With as-a-service infatuation showing no signs of slowing down in 2018, Australian businesses are craving new ways to consume technology.
Step forward Sliced Tech, capitalising on increased adoption through a tailored approach to services.
“Customers are looking to tailor services to their requirements rather than fit into commoditised offerings,” Sliced Tech CEO, Jason McClure, said.
With a rich pedigree in delivering customer outcomes, spanning public, private and hybrid cloud platforms, the managed service provider (MSP) aims to leverage long-standing market expertise in a bid to drive further growth in 2018.
“We’re unique in that we tailor services for our customers efficiently and have a strong track record with many reference customers,” McClure added. “If we didn’t tailor our offerings we wouldn’t be able to differentiate ourselves.”
McClure said Sliced Tech — which was founded in 2011 — goes deep within the business of a customer to understand specific requirements, before aligning offerings capable of meeting end- user requirements.
“For example, whilst we broker Microsoft Office 365, which is a great product, it doesn’t always address every customer requirement,” McClure explained. “Which is why we offer alternative services that are tailored to the specific needs of our customer segment.”
Sliced Tech’s focus comes amidst an onslaught of as-a-service activity across Australia, as businesses pursue new consumption models within IT environments.
“A lot of our customers are seeking to consume desktop as-a-service and their data centre being delivered as-a- service,” McClure added.
But as explained by McClure, customers are moving more towards software-as-a-service (SaaS) and platform-as-a-service (PaaS) offerings, rather than consuming only infrastructure-as-a-service (SaaS).
“Customers are looking for support in the transformation but they still want to feel that they have control, as they are going to be held accountable internally by the business,” McClure said. “They are often seeking to adopt point solutions from different providers rather than undertaking single organisation-wide IT contracts.”
During the past seven years, McClure said the business has ensured that the core foundations of the company remain in place, providing a platform to keep evolving through services and customer engagement.
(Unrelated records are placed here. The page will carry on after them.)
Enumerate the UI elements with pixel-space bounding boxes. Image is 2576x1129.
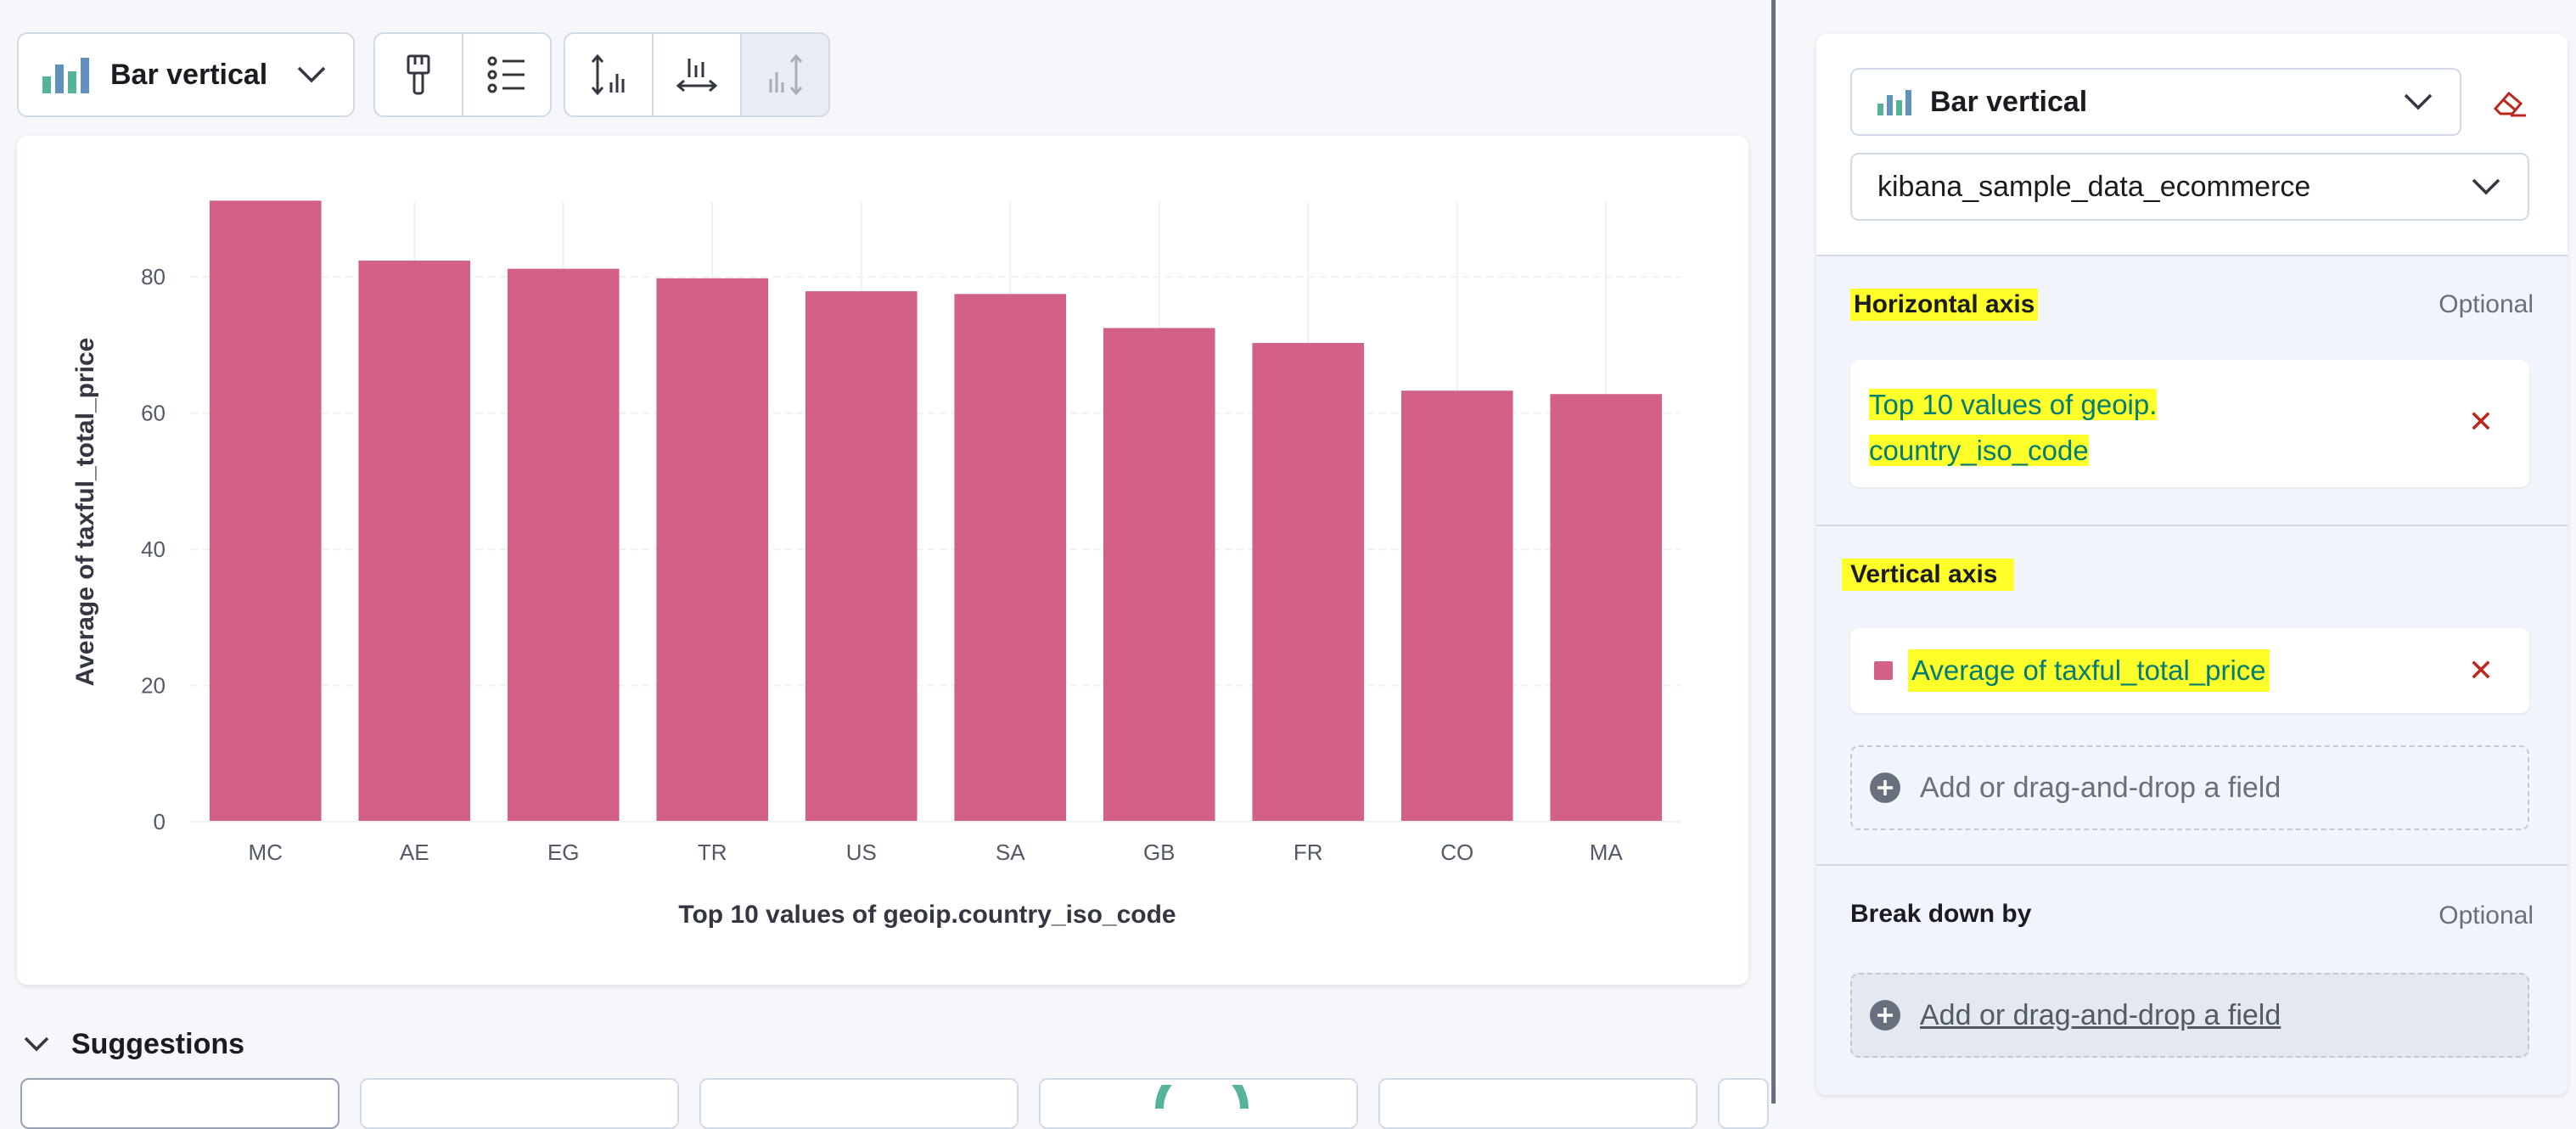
x-tick-label: CO [1440, 840, 1473, 865]
vertical-axis-icon [591, 53, 625, 96]
y-tick-label: 80 [141, 264, 166, 289]
list-icon [487, 56, 525, 93]
chevron-down-icon [297, 66, 326, 83]
donut-preview-icon [1155, 1085, 1249, 1109]
suggestions-title: Suggestions [71, 1027, 245, 1060]
visual-options-button[interactable] [375, 34, 463, 115]
chevron-down-icon [2472, 178, 2500, 195]
bar-eg[interactable] [507, 268, 620, 823]
legend-options-button[interactable] [463, 34, 550, 115]
suggestion-card[interactable] [699, 1078, 1019, 1129]
bar-sa[interactable] [954, 294, 1067, 822]
bar-fr[interactable] [1252, 343, 1365, 822]
config-panel: Bar vertical kibana_sample_data_ecommerc… [1816, 34, 2568, 1095]
bar-us[interactable] [805, 291, 918, 822]
vertical-axis-metric[interactable]: Average of taxful_total_price ✕ [1850, 628, 2529, 713]
vertical-axis-label: Vertical axis [1842, 559, 2015, 591]
plus-in-circle-icon [1870, 772, 1900, 803]
remove-horizontal-axis-icon[interactable]: ✕ [2468, 404, 2494, 440]
x-tick-label: AE [400, 840, 429, 865]
left-axis-button[interactable] [565, 34, 654, 115]
config-chart-type-selector[interactable]: Bar vertical [1850, 68, 2461, 136]
data-view-label: kibana_sample_data_ecommerce [1877, 170, 2311, 203]
y-tick-label: 0 [154, 809, 166, 834]
bar-ae[interactable] [358, 260, 471, 822]
y-axis-title: Average of taxful_total_price [71, 338, 99, 687]
x-tick-label: GB [1143, 840, 1176, 865]
vertical-axis-add-field[interactable]: Add or drag-and-drop a field [1850, 745, 2529, 830]
style-legend-group [373, 32, 552, 117]
bar-gb[interactable] [1103, 328, 1215, 822]
break-down-add-field-text: Add or drag-and-drop a field [1920, 998, 2281, 1031]
suggestion-card[interactable] [1378, 1078, 1698, 1129]
chevron-down-icon [2404, 93, 2433, 110]
bottom-axis-button[interactable] [654, 34, 742, 115]
paintbrush-icon [407, 54, 430, 95]
horizontal-axis-label: Horizontal axis [1850, 289, 2039, 321]
horizontal-axis-icon [676, 59, 718, 93]
bar-ma[interactable] [1550, 394, 1663, 822]
bar-tr[interactable] [656, 278, 769, 822]
break-down-label: Break down by [1850, 900, 2032, 928]
chevron-down-icon [24, 1036, 49, 1052]
series-color-swatch [1874, 661, 1893, 680]
suggestion-card[interactable] [1039, 1078, 1358, 1129]
remove-vertical-axis-icon[interactable]: ✕ [2468, 653, 2494, 688]
horizontal-axis-optional: Optional [2439, 290, 2534, 318]
x-tick-label: SA [996, 840, 1025, 865]
break-down-add-field[interactable]: Add or drag-and-drop a field [1850, 973, 2529, 1058]
x-tick-label: US [846, 840, 877, 865]
horizontal-axis-value-line1[interactable]: Top 10 values of geoip. [1869, 389, 2158, 420]
panel-divider[interactable] [1771, 0, 1776, 1104]
x-axis-title: Top 10 values of geoip.country_iso_code [678, 901, 1176, 929]
x-tick-label: EG [547, 840, 580, 865]
vertical-axis-add-field-text: Add or drag-and-drop a field [1920, 771, 2281, 804]
chart-type-label: Bar vertical [110, 58, 268, 91]
eraser-icon[interactable] [2492, 88, 2528, 117]
config-sections: Horizontal axis Optional Top 10 values o… [1816, 255, 2568, 1095]
x-tick-label: FR [1294, 840, 1323, 865]
break-down-optional: Optional [2439, 902, 2534, 930]
bar-chart: 0 20 40 60 80 MC AE EG TR US SA GB FR CO MA Top 10 valu… [71, 200, 1681, 929]
bar-chart-icon [1877, 90, 1911, 115]
x-tick-label: MA [1590, 840, 1624, 865]
right-axis-icon [769, 53, 803, 96]
suggestion-card[interactable] [20, 1078, 340, 1129]
suggestion-card[interactable] [1718, 1078, 1769, 1129]
suggestion-card[interactable] [360, 1078, 679, 1129]
bar-chart-icon [42, 58, 89, 93]
bar-co[interactable] [1400, 390, 1513, 822]
vertical-axis-value[interactable]: Average of taxful_total_price [1908, 649, 2270, 692]
x-tick-label: MC [249, 840, 283, 865]
y-tick-label: 20 [141, 673, 166, 699]
chart-panel: 0 20 40 60 80 MC AE EG TR US SA GB FR CO MA Top 10 valu… [17, 136, 1748, 985]
horizontal-axis-value-line2[interactable]: country_iso_code [1869, 435, 2089, 466]
horizontal-axis-dimension[interactable]: Top 10 values of geoip. country_iso_code… [1850, 360, 2529, 487]
y-tick-label: 60 [141, 401, 166, 426]
plus-in-circle-icon [1870, 1000, 1900, 1031]
config-chart-type-label: Bar vertical [1930, 85, 2088, 118]
suggestions-toggle[interactable]: Suggestions [24, 1025, 244, 1063]
right-axis-button[interactable] [742, 34, 828, 115]
data-view-selector[interactable]: kibana_sample_data_ecommerce [1850, 153, 2529, 221]
axis-options-group [564, 32, 830, 117]
x-tick-label: TR [698, 840, 727, 865]
bar-mc[interactable] [209, 200, 322, 822]
chart-type-selector[interactable]: Bar vertical [17, 32, 355, 117]
y-tick-label: 40 [141, 536, 166, 562]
A key indicator of such evolution is through the cloud, with the MSP extending management portal capabilities to public cloud providers such as Microsoft Azure, enabling customers to orchestrate across different platforms.
“We’ve also been at the forefront of delivering Hadoop-based big data and business intelligence platforms as-a-service to government,” McClure added. “We cannot afford to stop taking on new challenges as it is a pre-requisite for our growth.
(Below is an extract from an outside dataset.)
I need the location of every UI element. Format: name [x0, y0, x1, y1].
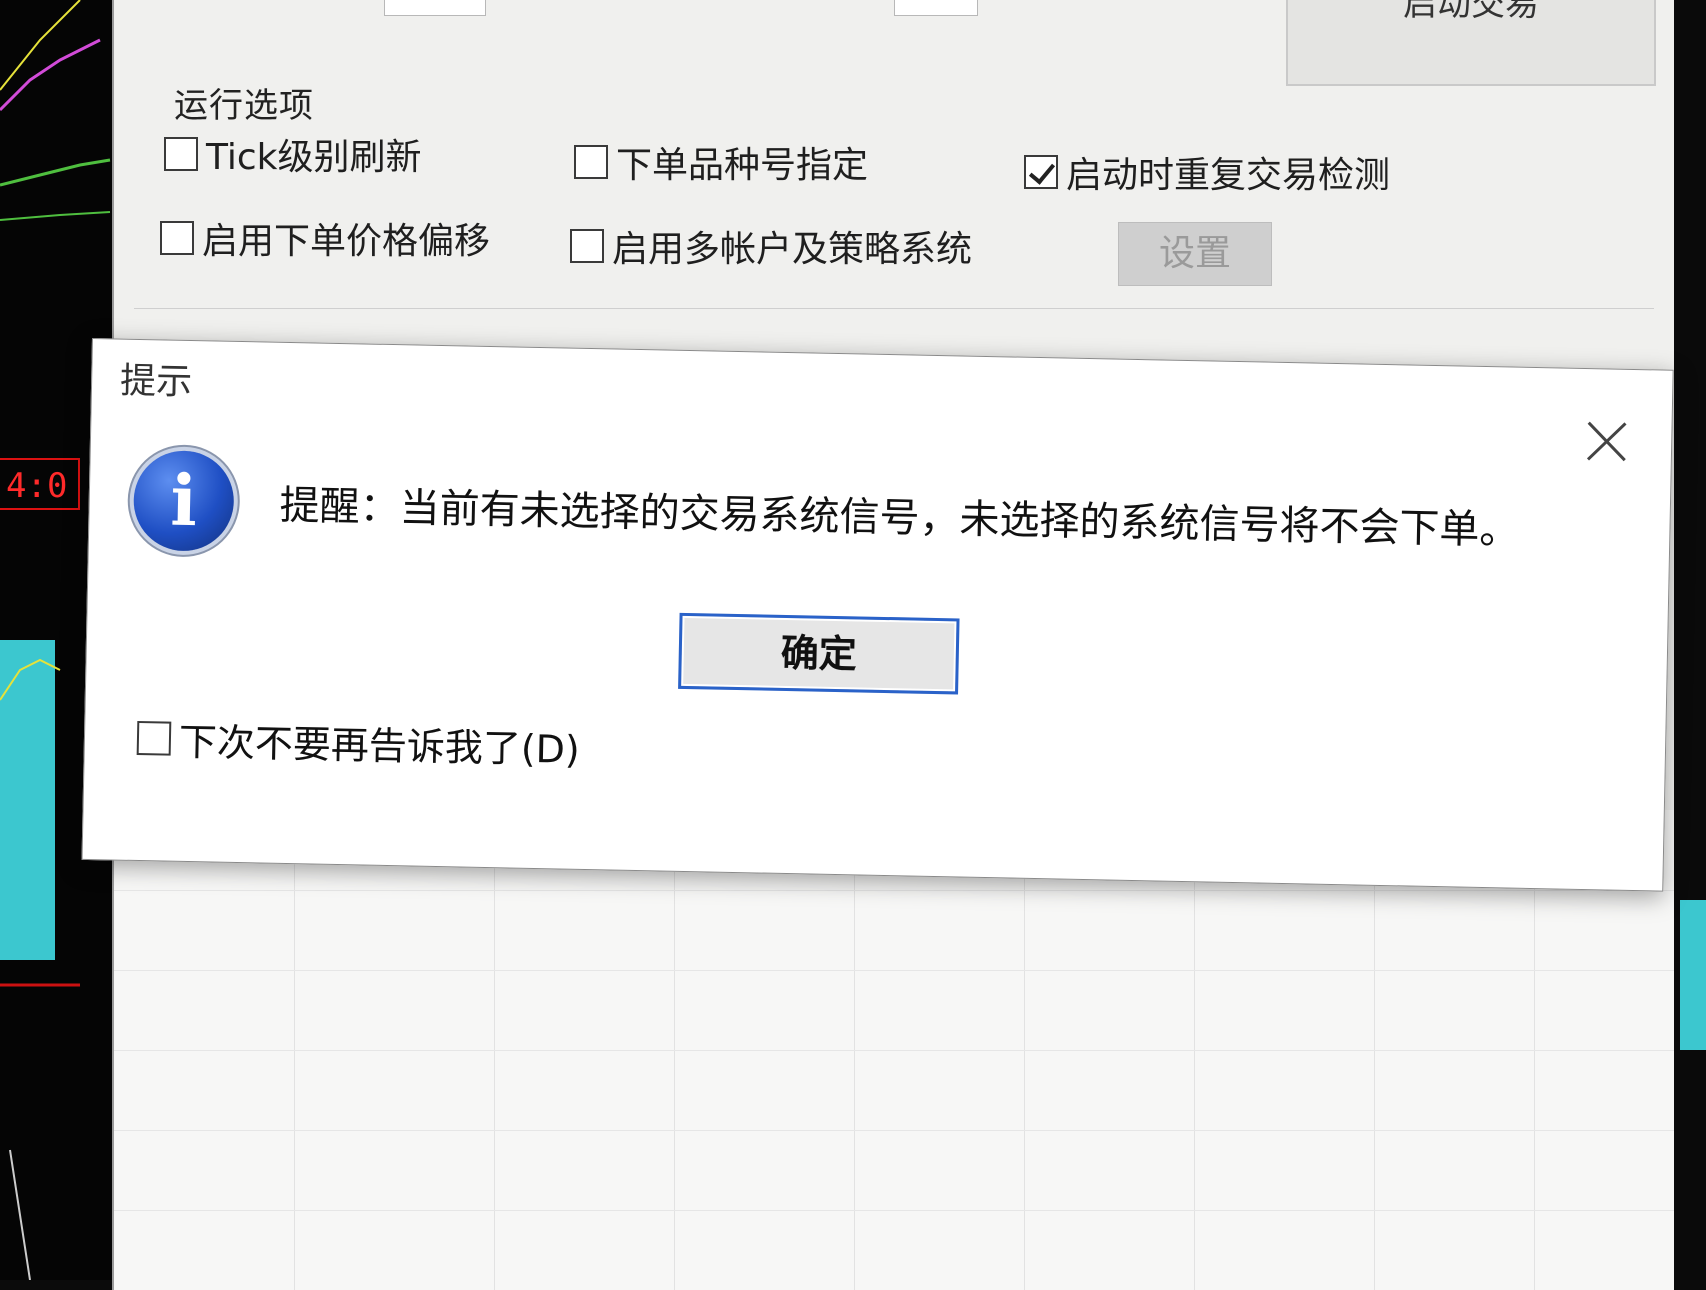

“But we are careful to manage the challenges and only take them to market when we are confident that we can deliver them to the standard we want to be held to.”
When selling to government, McClure said MSPs have “a lot more” process to follow, with sales cycles becoming more formalised as a result.
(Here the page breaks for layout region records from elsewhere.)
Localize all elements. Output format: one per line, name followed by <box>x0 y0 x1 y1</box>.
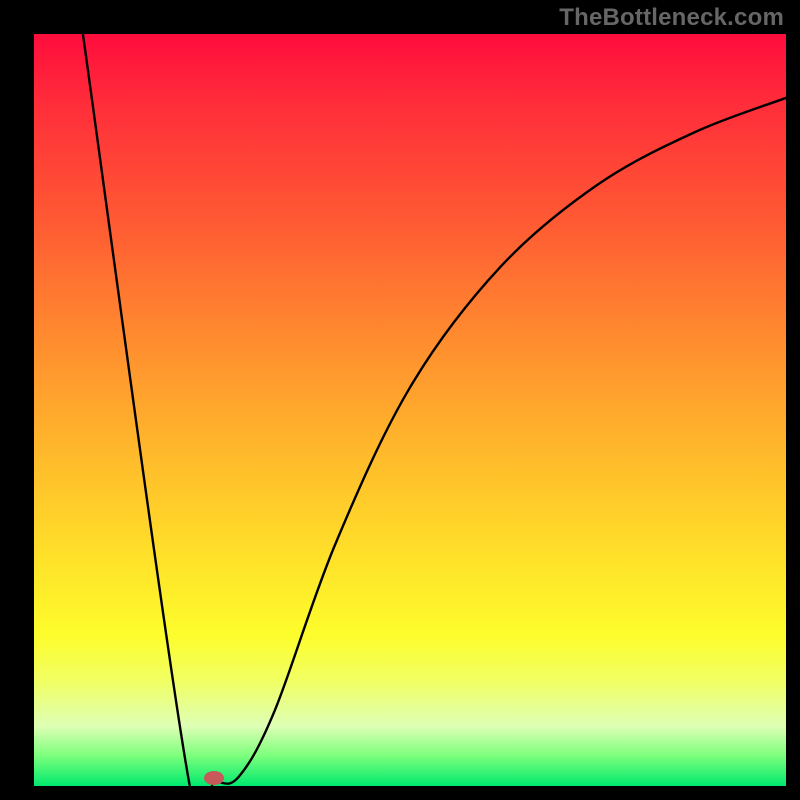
datapoint-marker <box>204 771 224 785</box>
chart-frame: TheBottleneck.com <box>0 0 800 800</box>
plot-area <box>34 34 786 786</box>
watermark-text: TheBottleneck.com <box>559 4 784 32</box>
bottleneck-curve <box>34 34 786 786</box>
“We often have more flexibility and agility in our sales processes with commercial customers but that can also lead to commercial customers not being as sure on what they are getting when they start out,” he added.
“Commercial sales tend to be more business outcomes focused whilst government sales tend to be more requirements focused. This is appropriate as government customers tend to have higher compliance hurdles to ensure they meet.”
In looking ahead, McClure said Sliced Tech will focus on continuing the growth of direct and indirect business through Australian Government customers, alongside embarking on a nationwide expansion through Queensland and New South Wales (NSW).